If you are looking to have a finished product that sports silky and more abstract effects, it will be a good idea to set a relatively long shutter speed. Start off with one second and then adjust the time until you see the results you want. The longer you leave the shutter open the more pronounced the blurring and streaking will become. The image below was shot using an eight second shutter time which made for an almost dream-like scene in the sky.

The opposite holds true for stopping the motion of the fireworks in mid air. As with any type of moving object, in order to “freeze” or arrest motion in a photo means that the shutter speed must be set to at least the same speed as whatever is moving. This is when things get a little tricky when it comes to imaging fireworks. Too fast of a shutter speed and your fireworks will be nothing more than shapeless points of light. To capture the full effect of the explosions a shutter speed must be used that begins just before the fireworks detonate in the air and then ends immediately after the explosion dissipates.
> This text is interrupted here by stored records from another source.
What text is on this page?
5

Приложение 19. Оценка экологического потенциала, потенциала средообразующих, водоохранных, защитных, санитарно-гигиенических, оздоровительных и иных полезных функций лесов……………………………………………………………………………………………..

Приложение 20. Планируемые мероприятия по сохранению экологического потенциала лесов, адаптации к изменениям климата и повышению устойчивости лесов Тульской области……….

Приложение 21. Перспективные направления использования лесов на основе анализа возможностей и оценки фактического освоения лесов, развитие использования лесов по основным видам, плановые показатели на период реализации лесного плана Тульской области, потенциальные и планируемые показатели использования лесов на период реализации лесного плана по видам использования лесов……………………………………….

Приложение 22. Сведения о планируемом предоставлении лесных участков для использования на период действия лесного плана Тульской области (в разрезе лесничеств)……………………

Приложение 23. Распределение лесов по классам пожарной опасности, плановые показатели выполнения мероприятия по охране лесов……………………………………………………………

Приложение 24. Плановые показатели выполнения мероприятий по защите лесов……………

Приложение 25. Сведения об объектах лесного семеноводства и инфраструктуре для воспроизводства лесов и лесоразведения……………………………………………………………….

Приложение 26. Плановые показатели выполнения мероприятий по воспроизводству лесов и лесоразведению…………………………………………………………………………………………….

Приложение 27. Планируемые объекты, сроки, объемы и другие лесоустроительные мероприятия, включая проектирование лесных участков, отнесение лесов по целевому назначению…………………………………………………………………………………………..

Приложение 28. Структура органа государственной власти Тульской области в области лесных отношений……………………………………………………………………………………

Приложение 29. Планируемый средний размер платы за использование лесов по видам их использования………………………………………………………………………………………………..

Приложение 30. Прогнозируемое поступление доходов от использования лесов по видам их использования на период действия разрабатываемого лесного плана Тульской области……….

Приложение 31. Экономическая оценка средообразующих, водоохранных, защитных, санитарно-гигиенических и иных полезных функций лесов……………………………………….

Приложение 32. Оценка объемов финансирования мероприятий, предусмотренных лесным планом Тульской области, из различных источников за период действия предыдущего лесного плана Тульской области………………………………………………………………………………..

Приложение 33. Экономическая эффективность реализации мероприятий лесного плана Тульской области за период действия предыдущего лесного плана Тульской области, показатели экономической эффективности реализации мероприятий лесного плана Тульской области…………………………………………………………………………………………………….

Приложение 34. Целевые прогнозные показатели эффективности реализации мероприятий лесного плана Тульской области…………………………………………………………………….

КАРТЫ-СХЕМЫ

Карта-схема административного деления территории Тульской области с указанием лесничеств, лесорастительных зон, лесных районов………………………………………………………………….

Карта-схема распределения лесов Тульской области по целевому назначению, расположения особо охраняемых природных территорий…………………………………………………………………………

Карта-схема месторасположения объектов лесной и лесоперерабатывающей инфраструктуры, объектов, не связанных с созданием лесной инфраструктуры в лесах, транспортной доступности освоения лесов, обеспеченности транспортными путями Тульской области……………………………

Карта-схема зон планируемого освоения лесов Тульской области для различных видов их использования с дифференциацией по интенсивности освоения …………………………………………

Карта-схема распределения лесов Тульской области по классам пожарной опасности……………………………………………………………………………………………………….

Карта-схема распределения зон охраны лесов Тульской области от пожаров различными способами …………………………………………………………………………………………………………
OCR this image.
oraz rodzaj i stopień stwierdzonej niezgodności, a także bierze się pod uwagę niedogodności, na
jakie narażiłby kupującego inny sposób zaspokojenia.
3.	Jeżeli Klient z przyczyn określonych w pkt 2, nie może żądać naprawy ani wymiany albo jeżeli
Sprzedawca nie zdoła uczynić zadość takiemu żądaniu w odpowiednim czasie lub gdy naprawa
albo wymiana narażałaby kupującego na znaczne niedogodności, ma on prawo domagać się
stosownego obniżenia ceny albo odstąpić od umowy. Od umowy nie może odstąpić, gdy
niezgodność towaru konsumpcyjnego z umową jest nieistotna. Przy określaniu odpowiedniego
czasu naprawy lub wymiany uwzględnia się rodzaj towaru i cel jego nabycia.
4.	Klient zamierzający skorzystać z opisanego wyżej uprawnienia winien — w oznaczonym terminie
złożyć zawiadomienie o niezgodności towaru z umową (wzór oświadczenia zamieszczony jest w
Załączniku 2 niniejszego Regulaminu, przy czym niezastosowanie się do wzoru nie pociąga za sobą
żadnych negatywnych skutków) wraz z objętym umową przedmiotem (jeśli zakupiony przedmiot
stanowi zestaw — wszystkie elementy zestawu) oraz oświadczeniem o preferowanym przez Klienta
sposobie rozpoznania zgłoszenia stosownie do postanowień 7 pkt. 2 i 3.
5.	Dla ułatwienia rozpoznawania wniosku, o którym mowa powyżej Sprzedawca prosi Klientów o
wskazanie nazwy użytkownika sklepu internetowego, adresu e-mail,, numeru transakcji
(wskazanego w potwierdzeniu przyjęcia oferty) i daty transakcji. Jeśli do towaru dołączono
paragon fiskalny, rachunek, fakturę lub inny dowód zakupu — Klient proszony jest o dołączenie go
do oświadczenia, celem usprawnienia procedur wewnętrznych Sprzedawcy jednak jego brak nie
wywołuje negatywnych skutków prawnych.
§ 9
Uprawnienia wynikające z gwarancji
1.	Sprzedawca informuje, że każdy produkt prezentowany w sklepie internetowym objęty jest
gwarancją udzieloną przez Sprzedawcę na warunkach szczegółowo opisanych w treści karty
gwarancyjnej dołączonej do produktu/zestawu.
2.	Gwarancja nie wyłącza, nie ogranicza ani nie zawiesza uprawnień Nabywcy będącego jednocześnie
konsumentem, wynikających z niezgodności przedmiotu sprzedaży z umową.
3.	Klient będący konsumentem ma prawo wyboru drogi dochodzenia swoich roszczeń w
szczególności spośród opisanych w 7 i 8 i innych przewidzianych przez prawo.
Try a shutter speed around 1/25 second to begin but the most important thing will be anticipation the explosions before the happen. A little trial and error will probably be required but don’t give up! Here’s an example of a firework display that has been shot at a relatively faster shutter speed of 1/15 second.

Capturing iconic summertime images of fireworks is a fun way to get out and have fun with your camera. Fireworks can be a challenging but rewarding subject to photograph. Actually, photography of such highly contrasted low light scenes such as these can teach you a lot about photographic technique. Keep these key points in mind the next time you venture out to make photos of your local fireworks display:

Shoot using the lowest ISO you can while still getting the results you want. ISO 800 is a good starting point.

Set your lens at its largest aperture (smallest “f” number) to allow maximum light into the camera. Adjust your aperture for proper focus if needed.

Longer shutter speeds will produce more streaked and blurred firework photos. Begin with a one second exposure and tweak from there in order to give your images an abstract look.

Shorter shutter speeds will make those spectacular starbursts stand still. Start with a shutter speed of 1/25 and click the shutter button just as the firework explodes. Adjust your timing to get your desired result.

To add more interest to your firework photos try adding in external elements to your compositions such as buildings, boats, natural features, or even people.